Minimum Wage Increase Equals Doom

    Governor Ed Rendell (D) of Pennsylvania, with one stroke of his pen, just signed into law the death blow to true economic growth that the state badly needs. This death blow is in the form of the recently passed law that will see minimum wage increase from the current federal standard of 5.15 and increase incrementally over the next few years until finally reaching a level of 7.15 per hour. This increase in the minimum wage might sound like a decent idea at first to many who don’t think beyond the ramifications of what this actually means to future job growth. Yet, this is going have drastic ramifications in the one area that matters most job growth, also known as new business growth.

    The reason this increase is going to have this type of ramification lies in the fact that once a government body begins mucking around in the economy on any level, even setting standards of wage, the only end result that can happen is disaster. For instance, since the increase of minimum wage is going to take place now and employers will be forced to pay employees this wage, the effect that will happen is actually less jobs being created by the employers. The cause of this is the increase in minimum wage has forced the hand of employer were extra capital might have been used to hire on an extra hand or two, must now go to keeping on what employees they have.
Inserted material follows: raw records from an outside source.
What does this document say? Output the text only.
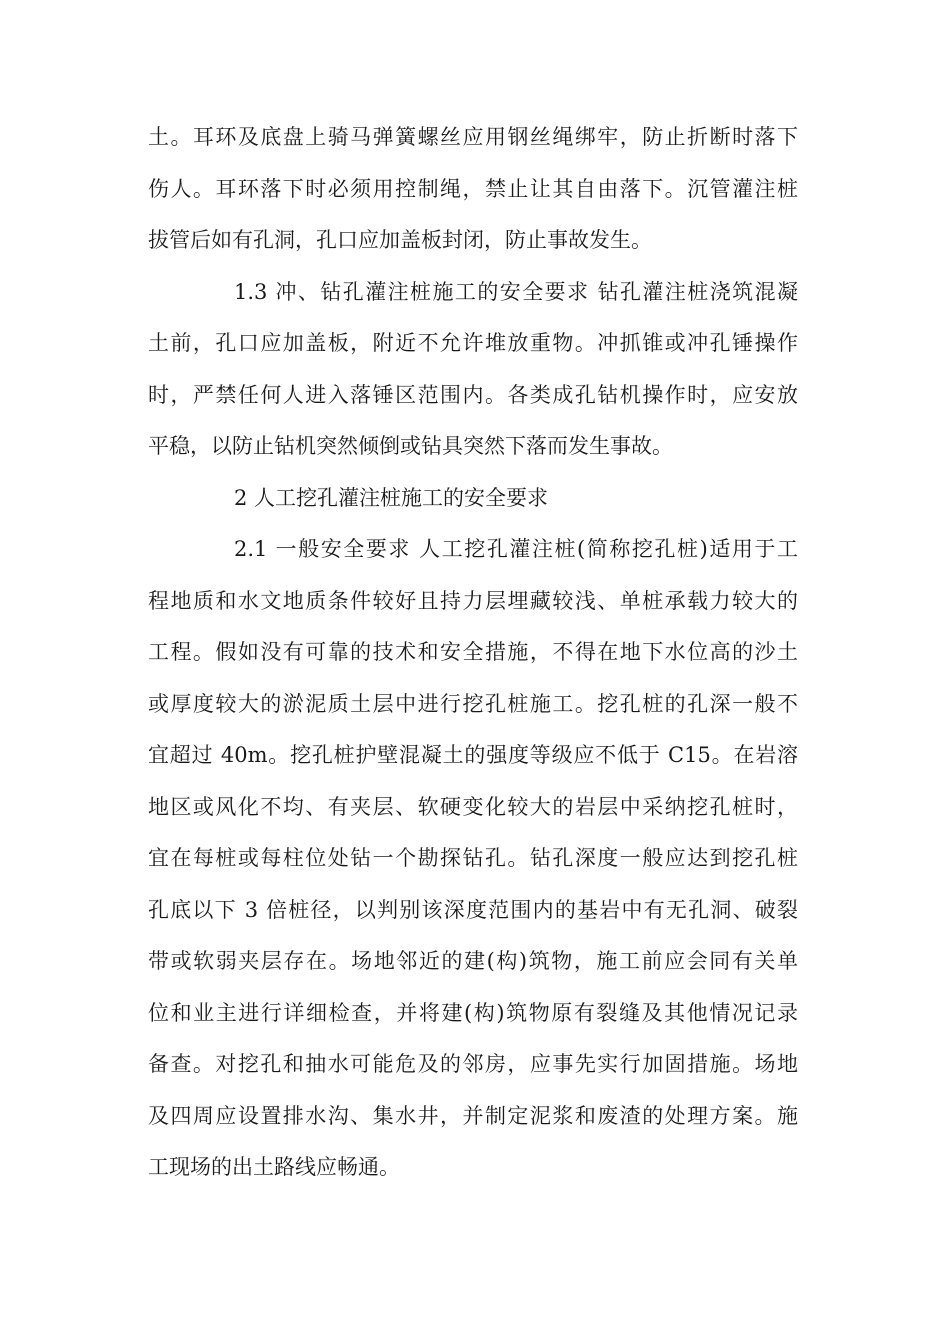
土。耳环及底盘上骑马弹簧螺丝应用钢丝绳绑牢，防止折断时落下
伤人。耳环落下时必须用控制绳，禁止让其自由落下。沉管灌注桩
拔管后如有孔洞，孔口应加盖板封闭，防止事故发生。
1.3 冲、钻孔灌注桩施工的安全要求 钻孔灌注桩浇筑混凝
土前，孔口应加盖板，附近不允许堆放重物。冲抓锥或冲孔锤操作
时，严禁任何人进入落锤区范围内。各类成孔钻机操作时，应安放
平稳，以防止钻机突然倾倒或钻具突然下落而发生事故。
2 人工挖孔灌注桩施工的安全要求
2.1 一般安全要求 人工挖孔灌注桩(简称挖孔桩)适用于工
程地质和水文地质条件较好且持力层埋藏较浅、单桩承载力较大的
工程。假如没有可靠的技术和安全措施，不得在地下水位高的沙土
或厚度较大的淤泥质土层中进行挖孔桩施工。挖孔桩的孔深一般不
宜超过 40m。挖孔桩护壁混凝土的强度等级应不低于 C15。在岩溶
地区或风化不均、有夹层、软硬变化较大的岩层中采纳挖孔桩时，
宜在每桩或每柱位处钻一个勘探钻孔。钻孔深度一般应达到挖孔桩
孔底以下 3 倍桩径，以判别该深度范围内的基岩中有无孔洞、破裂
带或软弱夹层存在。场地邻近的建(构)筑物，施工前应会同有关单
位和业主进行详细检查，并将建(构)筑物原有裂缝及其他情况记录
备查。对挖孔和抽水可能危及的邻房，应事先实行加固措施。场地
及四周应设置排水沟、集水井，并制定泥浆和废渣的处理方案。施
工现场的出土路线应畅通。
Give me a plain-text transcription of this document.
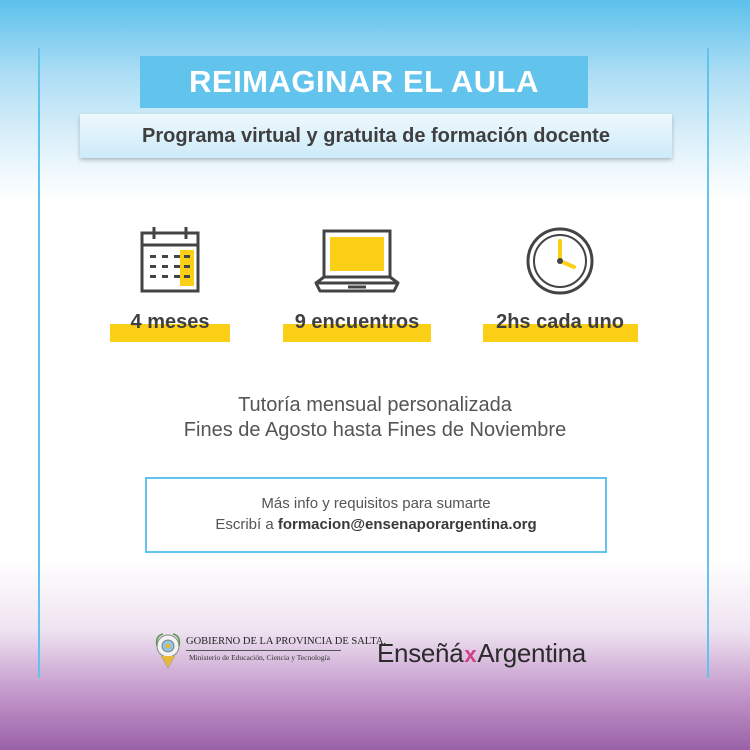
REIMAGINAR EL AULA
Programa virtual y gratuita de formación docente
4 meses	9 encuentros	2hs cada uno
Tutoría mensual personalizada
Fines de Agosto hasta Fines de Noviembre
Más info y requisitos para sumarte
Escribí a formacion@ensenaporargentina.org
GOBIERNO DE LA PROVINCIA DE SALTA.
Ministerio de Educación, Ciencia y Tecnología EnseñáxArgentina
Eventually this can lead to even further problems for the company as understaffing becomes a major issue and production or quality of service slips due to lack of personal. Thus, the end result of the scenario is that the business either moves out of state where economic opportunity is better for the owner of the business, or the business closes due to an inability to remain competitive in the market. Either way the end result is the same, instead of having a person working, you now have an unemployed worker begging the government for more handouts.

    Just as the above scenario shows what happens for a business already in the state, the same can be applied to any business owner or entrepreneur who might be interested in starting a business venture in the state. Why should the business owner or entrepreneur want to start a business in a state that dictates, by point of a gun, what he is going to pay his employees? Any business owner is going to take his business elsewhere; to a place that market conditions are more generous when it comes to the rights of the business owner, not the worker. Thus, no new economic growth comes from out of state and no new jobs are being created from new businesses and established businesses can’t create more positions due to the stipulations of the minimum wage law.

    Nationally this type of arbitrary wage increase, either by the government or by a union, is the very source to the current problem of illegal immigration running so rampant today. When new business owners’ are faced to paying a wage of 7.15 to a legal resident of the state or pay an illegal 5.75 for the same job and more likely than not, get a better work performance from the illegal then you would from the worker getting paid at the higher wage? The answer to this question is obvious for it is the one that makes more economic sense for the business owner, especially if one is paying a 7.15 dollar wage to a dishwasher.

    Yet, instead of decreasing and eliminating many of the taxes that are forced upon Pennsylvanians and thus actually increase the tax base, Rendell feels that it is more important to give workers a higher arbitrary wage then to allow them to keep more of the money they earn. Instead of increasing the tax base and creating an economic friendly atmosphere, he is doing the opposite, driving away both employer and worker, to states that have lower taxes and employers hungry for new workers. When the time comes, this writer will be writing in more economic Free State in the near future, to earn his own keep and to keep what he has earned.